Gabriel Nascente na Pio Vargas
Foto: Gilberto G. Pereira
Detalhe do monumento às três raças, na Praça Cívica, onde fica a Biblioteca Pio Vagas |
Poesia
é um troço mágico, que te pega pelo ritmo e te arrasta até o sulco do
significado. Um poeta é menos construção do que dom de manejar a palavra fora
da fileira gramatical, num campo específico do poético. Neste caso, é comum
vermos poetas nascerem cedo. É mais fácil testemunharmos uma precocidade na
poesia do que na prosa.
Ontem
(11/04/2017), eu estava caminhando pelo centro e decidi verificar se havia na
Biblioteca Pública da Praça Cívica um livro de Gabriel Nascente chamado Os
gatos, que ele lançou aos 16 anos, em 1966, na famosa livraria Bazar Oió. A
livraria, que foi um aglutinador de intelectuais nos anos 1950 e 1960 em
Goiânia, não existe mais. Mas o livro de Nascente ainda está vivo por aí, como
portador de sete vidas (e a magia da poesia cede mais vidas que isso).
Os gatos está
em sua segunda vida, digamos assim. Nascente não o rejeitou, e em 2011 publicou
a segunda edição do livrinho, fazendo apenas o alerta de que eram seus
primeiros versos, um tanto romântico, um tanto ingênuo.
Não dá
pra buscar excelência no primeiro livro de Nascente, mas pode-se constatar nele
a verve criativa do poeta, o modo como ele expressa sua visão de mundo,
tentando compreender a si mesmo no estado de coisas.
Pio Vargas
As
principais figuras que surgem no corpo poético de Os gatos são a figura
do eu, da natureza e da mulher, metaforizada nos gatos ou não.
Neste
sentido, a aparição de Nascente em 1966 tem o mesmo valor da aparição de Pio
Vargas em 1983, com a diferença de que este, mais tarde, meio que rejeitaria,
pelo menos recomendou que não lessem, seu livro de estreia, Janelas do
espontâneo, escrito entre seus 13 e 17 anos.
Pio
Vargas morreu em decorrência de uma overdose, aos 26 anos, em 1991. Como
recompensa e homenagem à sua curta vida, em que se tornou um poeta notável,
tido por alguns críticos como o maior poeta de seu tempo em Goiás, deu-se seu
nome à Biblioteca que visitei.
Confesso
que não conheço a poesia goiana tão bem a ponto de discordar, mas, parece-me
que Vargas seria um grande poeta se não tivesse morrido, não mais que isso.
O que
Pio Vargas fez em Janelas do espontâneo, Gabriel Nascente havia feito,
com poucas modificações de olhar em Os gatos.

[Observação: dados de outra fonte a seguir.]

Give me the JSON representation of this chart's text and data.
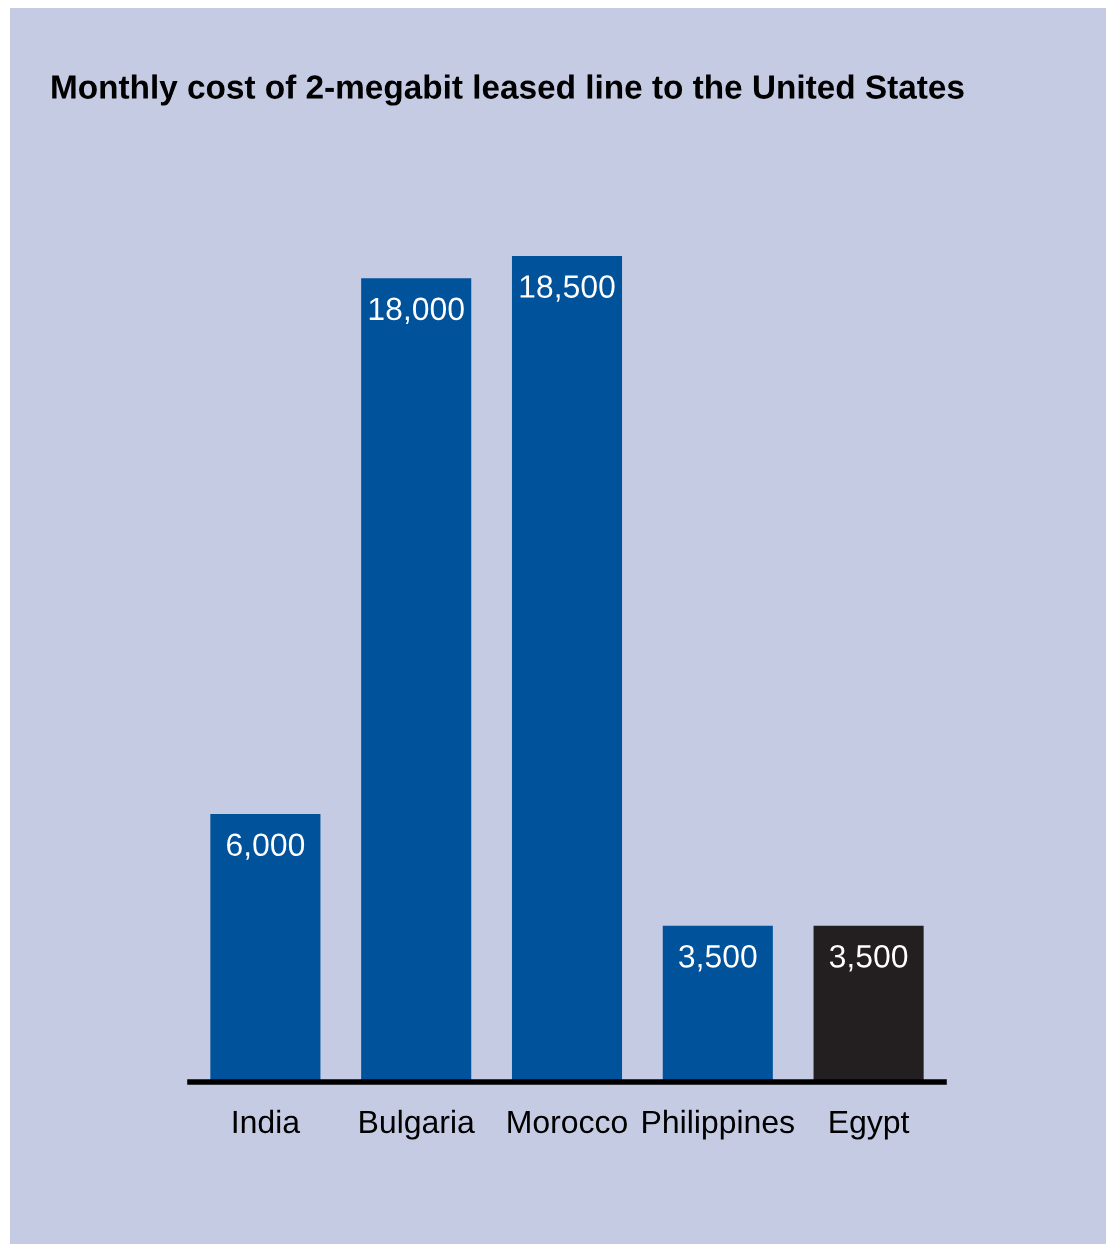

Ambos têm uma precocidade
verificável e verossímil, mas que não é rara nos poetas.
É que temos
o hábito de lembrar apenas dos poetas que se destacam nacional ou
internacionalmente, como Paulo Leminski, que aos 16 anos era paparicado pelos
irmãos Haroldo e Augusto de Campos e chamado de novo Rimbaud, este que aos 16
anos despontou na cena poética de Paris.
Paralelos
Alguns
fazem um paralelo entre a figura de Vargas e a de Rimbaud para depois dizer que
Vargas não pode ser considerado o Rimbaud do Cerrado, porque assim sua poesia
(a de Vargas) seria reduzida à de um epíteto. Outros, mais pé no chão, acham
que Pio Vargas estava acima de Leminski.
Nem
Leminski era um Rimbaud, não passando de um bom poeta (genial, no sentido de
ser criativo à beça, mas longe de ser um gênio), nem Pio Vargas é um Leminski
(poderia ter sido, talvez, se a vida tivesse lhe dado chance).
Li Anatomia
do gesto, o livro mais maduro de Vargas, e gostei. Confesso que não li com
tanto cuidado a ponto de fazer uma crítica, logo, isto aqui é só uma observação
de leitor. Trata-se de um imenso avanço técnico e profundo cuidado imagético em
relação ao livro de estreia.
A
organicidade dos poemas, o ritmo e as galerias metafóricas entre o corpo, a
alma e a vida são impressionantes. Vargas também tentava fazer isso em Janelas
do espontâneo, com menos sucesso, obviamente, pela falta de experiência de
vida.
O que
vi no livro que reúne todos os seus livros, organizado por Carlos William Leite
(editor da Bula, o bem-sucedido portal de literatura de Goiânia), me fez
sentir vontade de ler Pio Vargas. E certamente é o que farei.
Comparações
Por
enquanto, permaneço na lembrança de ter encontrado Os gatos, de Gabriel
Nascente, na Biblioteca Pio Vargas, e acabei tendo a curiosidade de comparar o
primeiro livro de Nascente com o primeiro de Vargas.
Em Os
gatos, o sujeito poético de Nascente diz coisas como:
“A densa
tarde de brumas inacabadas
que
hoje passa pelo farol noturno
das
ruas é a surpresa da noite.”
E Pio
Vargas, em Janelas do espontâneo, diz:
“brilha
o gigante girassol
no
horizonte
vomitando
luzes frouxas
à
terra.
descansa
o jardim
e
minha tarde começa a acontecer.”
Diz
Nascente em seu livro de estreia:
“Cai
chuva
porque
enquanto
a terra molhas
eu
choro meus versos
em
silêncio.”
Diz
Pio Vargas em seu livro de estreia:
“Há
uma espera
entre
a chuva e o vento:
o
vento empurra cruciante
nuvens
que querem chover!
a
enorme folha cinzenta
desliza
lentamente
no
tempo,
enquanto
o vento bravio
varre,
preparando, a terra.
a
terra sorri...
mais
um pouco,
e o
vento libera o espaço:
gotas
de amor
no
seio da semente...”
...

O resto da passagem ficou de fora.